O uso de recursos naturais, os critérios de exclusão e inclusão de grupos humanos em áreas de conservação e o difícil reconhecimento dos direitos dos povos tradicionais, entre outras questões, dão origem a complexas discussões, pois são as mesmas questões vistas sob diferentes prismas - não raramente naturalizando-se processos sociais de relação com a natureza e esvaziando a dimensão econômica e política estruturante dessa relação. Para esse tipo de conservacionismo, as culturas continuam sendo inimigas da “conservação”.

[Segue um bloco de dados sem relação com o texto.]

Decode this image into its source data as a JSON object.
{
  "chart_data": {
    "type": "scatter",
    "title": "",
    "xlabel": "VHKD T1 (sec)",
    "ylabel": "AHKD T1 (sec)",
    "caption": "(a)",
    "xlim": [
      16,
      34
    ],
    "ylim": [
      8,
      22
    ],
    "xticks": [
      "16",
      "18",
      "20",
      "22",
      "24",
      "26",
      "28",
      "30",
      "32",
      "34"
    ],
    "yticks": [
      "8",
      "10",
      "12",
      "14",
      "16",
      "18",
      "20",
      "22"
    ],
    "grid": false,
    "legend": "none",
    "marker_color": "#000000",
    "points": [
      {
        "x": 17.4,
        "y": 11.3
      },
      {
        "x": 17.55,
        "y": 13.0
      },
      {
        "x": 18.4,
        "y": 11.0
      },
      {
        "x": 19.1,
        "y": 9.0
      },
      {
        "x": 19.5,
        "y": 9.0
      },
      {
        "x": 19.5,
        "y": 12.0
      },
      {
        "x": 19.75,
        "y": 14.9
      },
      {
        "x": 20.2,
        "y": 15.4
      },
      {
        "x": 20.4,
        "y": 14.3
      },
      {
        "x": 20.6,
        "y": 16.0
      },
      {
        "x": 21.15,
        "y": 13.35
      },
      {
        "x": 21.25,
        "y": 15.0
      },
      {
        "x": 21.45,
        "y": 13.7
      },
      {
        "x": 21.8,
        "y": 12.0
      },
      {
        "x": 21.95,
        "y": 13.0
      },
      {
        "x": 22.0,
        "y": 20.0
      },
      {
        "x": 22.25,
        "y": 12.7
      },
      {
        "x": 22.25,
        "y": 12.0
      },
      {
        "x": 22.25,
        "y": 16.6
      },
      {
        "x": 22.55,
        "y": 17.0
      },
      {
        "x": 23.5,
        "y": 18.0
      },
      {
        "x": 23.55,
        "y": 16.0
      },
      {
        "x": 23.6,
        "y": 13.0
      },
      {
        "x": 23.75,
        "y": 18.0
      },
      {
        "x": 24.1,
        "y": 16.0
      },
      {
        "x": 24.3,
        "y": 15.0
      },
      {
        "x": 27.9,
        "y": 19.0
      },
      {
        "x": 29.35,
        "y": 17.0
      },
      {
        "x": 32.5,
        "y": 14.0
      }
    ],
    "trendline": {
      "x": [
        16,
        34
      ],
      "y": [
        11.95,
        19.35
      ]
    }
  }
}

No entanto, não necessariamente, os grupos humanos fazem um uso desequilibrado dos recursos naturais, as experiências têm demonstrado que, quando desafiados a gerir ou cogerir seus territórios e recursos, esses grupos agem de modo racional, responsável e eficaz. Em contraposição, os números têm mostrado que os espaços naturais e de paisagens controlados apenas pelo Estado e/ou instituições não governamentais, estão sujeitos a ações que colocam constantemente em risco a integridade do ecossistema e do território como um todo, em função das dificuldades em estabelecer regras que sejam organicamente eficazes e em fiscalizar o cumprimento das mesmas sem a colaboração e a presença cotidiana dos grupos locais.
Nesse sentido, a importância do conhecimento popular e dos saberes partilhados entre as diversas “ciências” e distintas representações culturais, tornam-se fundamentais para a construção de modelos eficazes de conservação. E isso não se reduz apenas aos pequenos grupos e/ou comunidades, as complexidades de um conjunto diverso de experiências também são capazes de operar e resolver problemas ambientais em nível urbano. Pesquisas mostram que áreas onde há parcerias entre grupos sociais com habilidades para operar determinadas atividades econômicas e agências ambientais dispostas a promovê-las, as políticas conservacionistas desenvolvem-se de forma autônoma não apenas em termos econômicos e ambientais, mas também em termos políticos, o que pode representar um primeiro passo para um “modelo conservacionista positivo”, nas palavras de Dowie, onde os próprios nativos definem as regras e os gestores tentam subsidiá-las.
Políticas de conservação são mais eficazes à medida que rompem com a dicotomia natureza e cultura e que formulam um conjunto de práticas a partir de cada ecossistema e dos grupos humanos que vivem nele, construindo e ajustando de forma artesanal e cotidiana o seu conjunto de normas. Um projeto de conservação comprometido com a sociedade deve compreender as culturas humanas, sendo etnoconservacionista para os de dentro, não para atender padrões externos de conservação, por outro lado, precisa também saber dialogar e estar atento às novas experiências e teorias em nível global. São experiências que desenvolvidas em seus contextos podem trazer elementos que sejam “universais”, no sentido estruturalista, eis a diferença básica entre modelos globais e modelos universais de conservação, o primeiro produz um conjunto de ficções baseado em experiências hegemônicas; enquanto o segundo, também um conjunto de ficções, sustenta-se em idéias e experiências supostamente comuns a todos os povos, porque extraídas de sistemas locais. Os saberes locais, quando agenciados, são capazes de integrar de modo vivo e autônomo o mundo da cultura ao mundo da natureza, e de reverter a “insustentabilidade” global do nosso modelo econômico em possíveis “sustentabilidades” locais.
*Senilde Alcântara Guanaes Docente da Universidade Federal da Integração Latino- Americana, dra. em Ciências Sociais e Pós- doutora em Educação, ambos pela Unicamp.